Fig. 4.

Sequencing results after two-round enrichment of the Ds-containing fragments. (A and B) Efficiency of one-round (A) and two-round (B) enrichment of the Ds element-containing fragments; 2% of samples before and after probe enriching were used to perform qPCR. The amount of target fragments was normalized to that of the internal control. (C) Schematic diagram of the flanking sequences of Line 15. Partial sequences of reads are shown. (D) PCR validation of the Ds insertion in Lines 13, 14, and 15. The three individual lines were examined with three pairs of primers each.
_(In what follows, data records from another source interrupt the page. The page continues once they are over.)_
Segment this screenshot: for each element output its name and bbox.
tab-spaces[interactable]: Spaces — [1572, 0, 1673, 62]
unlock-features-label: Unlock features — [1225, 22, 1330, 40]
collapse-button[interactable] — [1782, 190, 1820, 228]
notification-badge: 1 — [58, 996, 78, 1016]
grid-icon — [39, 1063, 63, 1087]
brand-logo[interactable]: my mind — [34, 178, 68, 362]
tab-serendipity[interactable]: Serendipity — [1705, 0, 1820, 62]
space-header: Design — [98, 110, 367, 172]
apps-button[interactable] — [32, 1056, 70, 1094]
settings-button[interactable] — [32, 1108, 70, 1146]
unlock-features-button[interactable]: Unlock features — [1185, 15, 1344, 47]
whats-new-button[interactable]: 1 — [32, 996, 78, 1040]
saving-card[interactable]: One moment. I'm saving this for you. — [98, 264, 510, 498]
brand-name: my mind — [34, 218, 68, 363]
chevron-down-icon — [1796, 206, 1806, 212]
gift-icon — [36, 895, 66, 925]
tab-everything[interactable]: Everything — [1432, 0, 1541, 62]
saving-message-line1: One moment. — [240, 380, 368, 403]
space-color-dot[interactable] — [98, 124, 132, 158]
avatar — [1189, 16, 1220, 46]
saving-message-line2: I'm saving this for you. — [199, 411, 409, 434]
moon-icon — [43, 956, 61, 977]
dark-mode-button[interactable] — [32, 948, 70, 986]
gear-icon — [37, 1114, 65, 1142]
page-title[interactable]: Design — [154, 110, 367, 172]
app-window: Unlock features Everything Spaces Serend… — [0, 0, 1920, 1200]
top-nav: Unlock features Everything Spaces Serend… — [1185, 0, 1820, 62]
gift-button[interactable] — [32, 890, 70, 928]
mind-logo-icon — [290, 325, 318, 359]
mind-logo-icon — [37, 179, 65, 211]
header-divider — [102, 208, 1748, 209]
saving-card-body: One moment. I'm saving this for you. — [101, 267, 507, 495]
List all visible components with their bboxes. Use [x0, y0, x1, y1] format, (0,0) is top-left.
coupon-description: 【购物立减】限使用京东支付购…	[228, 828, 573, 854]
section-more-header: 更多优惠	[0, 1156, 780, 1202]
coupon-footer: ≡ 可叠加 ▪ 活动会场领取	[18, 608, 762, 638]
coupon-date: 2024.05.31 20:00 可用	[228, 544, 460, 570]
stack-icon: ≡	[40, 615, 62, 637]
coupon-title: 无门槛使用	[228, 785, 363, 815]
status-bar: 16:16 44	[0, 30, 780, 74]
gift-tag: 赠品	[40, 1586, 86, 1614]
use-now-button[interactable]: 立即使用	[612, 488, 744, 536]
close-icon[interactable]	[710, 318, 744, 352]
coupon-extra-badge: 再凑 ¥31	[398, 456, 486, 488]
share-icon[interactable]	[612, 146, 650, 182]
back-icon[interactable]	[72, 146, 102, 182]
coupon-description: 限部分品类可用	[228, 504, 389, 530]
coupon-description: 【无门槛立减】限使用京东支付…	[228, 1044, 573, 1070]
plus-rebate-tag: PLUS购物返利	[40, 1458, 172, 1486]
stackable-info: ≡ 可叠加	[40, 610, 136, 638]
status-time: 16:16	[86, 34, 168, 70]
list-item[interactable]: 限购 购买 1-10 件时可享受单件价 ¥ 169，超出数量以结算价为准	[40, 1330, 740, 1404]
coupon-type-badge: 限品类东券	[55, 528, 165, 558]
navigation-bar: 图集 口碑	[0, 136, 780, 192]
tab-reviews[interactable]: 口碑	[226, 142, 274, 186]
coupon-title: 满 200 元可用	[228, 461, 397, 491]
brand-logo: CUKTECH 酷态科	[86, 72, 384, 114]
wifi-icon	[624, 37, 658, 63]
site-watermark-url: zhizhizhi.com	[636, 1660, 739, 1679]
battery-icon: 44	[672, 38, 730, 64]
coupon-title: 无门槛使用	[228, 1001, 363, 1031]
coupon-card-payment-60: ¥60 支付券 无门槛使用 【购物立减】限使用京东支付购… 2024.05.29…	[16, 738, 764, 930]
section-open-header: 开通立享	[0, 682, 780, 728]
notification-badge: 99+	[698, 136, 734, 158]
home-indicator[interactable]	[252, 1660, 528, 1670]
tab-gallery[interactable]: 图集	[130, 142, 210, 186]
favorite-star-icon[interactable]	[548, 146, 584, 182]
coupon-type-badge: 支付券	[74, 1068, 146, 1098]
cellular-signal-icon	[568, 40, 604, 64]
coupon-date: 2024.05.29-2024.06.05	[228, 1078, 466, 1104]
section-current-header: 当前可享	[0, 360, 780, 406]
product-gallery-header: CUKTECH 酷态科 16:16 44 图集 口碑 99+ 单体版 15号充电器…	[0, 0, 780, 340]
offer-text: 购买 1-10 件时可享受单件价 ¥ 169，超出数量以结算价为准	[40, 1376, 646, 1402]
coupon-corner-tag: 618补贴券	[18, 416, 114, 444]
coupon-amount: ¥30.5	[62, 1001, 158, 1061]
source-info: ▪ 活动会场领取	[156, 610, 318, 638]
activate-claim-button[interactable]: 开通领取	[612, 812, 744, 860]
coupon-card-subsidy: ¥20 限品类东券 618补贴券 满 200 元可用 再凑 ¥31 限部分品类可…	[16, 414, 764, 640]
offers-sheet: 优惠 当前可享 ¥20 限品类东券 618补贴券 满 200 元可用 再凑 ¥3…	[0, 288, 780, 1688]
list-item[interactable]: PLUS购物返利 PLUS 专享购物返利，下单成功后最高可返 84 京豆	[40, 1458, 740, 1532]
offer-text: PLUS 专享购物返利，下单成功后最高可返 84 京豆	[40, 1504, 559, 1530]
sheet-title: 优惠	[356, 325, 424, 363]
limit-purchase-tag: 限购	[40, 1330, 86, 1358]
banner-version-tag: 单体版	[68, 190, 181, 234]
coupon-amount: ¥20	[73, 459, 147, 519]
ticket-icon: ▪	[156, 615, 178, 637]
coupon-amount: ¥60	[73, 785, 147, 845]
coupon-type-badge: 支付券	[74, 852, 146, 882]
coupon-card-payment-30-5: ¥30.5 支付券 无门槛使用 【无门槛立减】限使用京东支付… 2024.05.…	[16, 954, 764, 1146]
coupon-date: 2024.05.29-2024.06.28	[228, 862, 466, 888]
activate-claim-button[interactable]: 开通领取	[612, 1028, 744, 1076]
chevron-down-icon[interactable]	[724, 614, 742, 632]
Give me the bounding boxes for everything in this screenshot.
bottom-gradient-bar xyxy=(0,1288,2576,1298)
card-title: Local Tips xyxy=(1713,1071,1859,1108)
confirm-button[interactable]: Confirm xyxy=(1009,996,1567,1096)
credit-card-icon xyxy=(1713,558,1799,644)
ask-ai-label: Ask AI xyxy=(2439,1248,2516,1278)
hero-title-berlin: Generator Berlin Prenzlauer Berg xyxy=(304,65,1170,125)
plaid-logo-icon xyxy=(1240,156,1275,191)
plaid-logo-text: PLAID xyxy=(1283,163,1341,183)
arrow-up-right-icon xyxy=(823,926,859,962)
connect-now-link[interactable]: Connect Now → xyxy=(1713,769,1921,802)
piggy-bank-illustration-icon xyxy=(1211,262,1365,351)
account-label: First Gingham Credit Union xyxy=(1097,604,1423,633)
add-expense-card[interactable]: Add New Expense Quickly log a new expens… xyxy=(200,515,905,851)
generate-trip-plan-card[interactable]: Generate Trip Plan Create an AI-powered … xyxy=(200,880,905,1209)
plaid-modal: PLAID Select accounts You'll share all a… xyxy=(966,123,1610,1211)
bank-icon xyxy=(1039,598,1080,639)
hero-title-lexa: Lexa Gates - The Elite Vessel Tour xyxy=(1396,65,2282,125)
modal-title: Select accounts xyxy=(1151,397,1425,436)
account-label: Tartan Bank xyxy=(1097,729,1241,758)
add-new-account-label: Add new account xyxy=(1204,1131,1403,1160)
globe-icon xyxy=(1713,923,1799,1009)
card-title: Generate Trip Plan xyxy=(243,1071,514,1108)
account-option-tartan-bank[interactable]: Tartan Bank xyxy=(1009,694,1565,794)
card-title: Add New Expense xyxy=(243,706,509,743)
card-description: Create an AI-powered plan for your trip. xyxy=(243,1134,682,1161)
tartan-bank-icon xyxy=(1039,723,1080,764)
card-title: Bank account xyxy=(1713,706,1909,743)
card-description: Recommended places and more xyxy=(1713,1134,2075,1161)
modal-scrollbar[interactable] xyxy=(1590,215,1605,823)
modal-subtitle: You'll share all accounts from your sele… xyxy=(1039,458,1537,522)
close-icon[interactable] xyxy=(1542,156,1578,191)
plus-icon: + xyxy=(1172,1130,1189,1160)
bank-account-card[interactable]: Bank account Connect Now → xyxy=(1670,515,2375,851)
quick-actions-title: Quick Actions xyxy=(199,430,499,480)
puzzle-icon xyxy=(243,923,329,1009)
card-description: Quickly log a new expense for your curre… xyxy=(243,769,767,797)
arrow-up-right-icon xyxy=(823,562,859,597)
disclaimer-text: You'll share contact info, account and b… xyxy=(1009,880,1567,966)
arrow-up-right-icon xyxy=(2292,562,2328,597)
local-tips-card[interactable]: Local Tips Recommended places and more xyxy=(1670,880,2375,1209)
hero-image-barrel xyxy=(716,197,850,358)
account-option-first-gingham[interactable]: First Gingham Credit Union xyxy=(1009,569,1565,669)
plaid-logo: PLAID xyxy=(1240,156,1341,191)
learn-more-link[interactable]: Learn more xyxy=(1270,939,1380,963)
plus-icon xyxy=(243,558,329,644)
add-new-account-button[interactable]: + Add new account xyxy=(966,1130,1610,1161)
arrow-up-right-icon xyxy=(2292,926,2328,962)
Each primer pair (labeled above the picture) recognizes a potential insertion position of the Ds element, identified by sequencing. Line 13 containing a Ds insertion in the Glyma15G128600 gene produced a 1719 bp fragment, while Lines 14 and 15 without insertions in this gene generated ~559 bp fragments (indicated with arrows). Line 14 containing a Ds insertion in the Glyma05G163800 gene produced a 1628 bp fragment, while Lines 13 and 15 without insertions in this gene generated 462 bp fragments (indicated with arrows). Line 15 containing a Ds insertion in the Glyma11G181700 gene produced a 1560 bp fragment, while Lines 13 and 14 without insertions in this gene generated 394 bp fragments (indicated with arrows).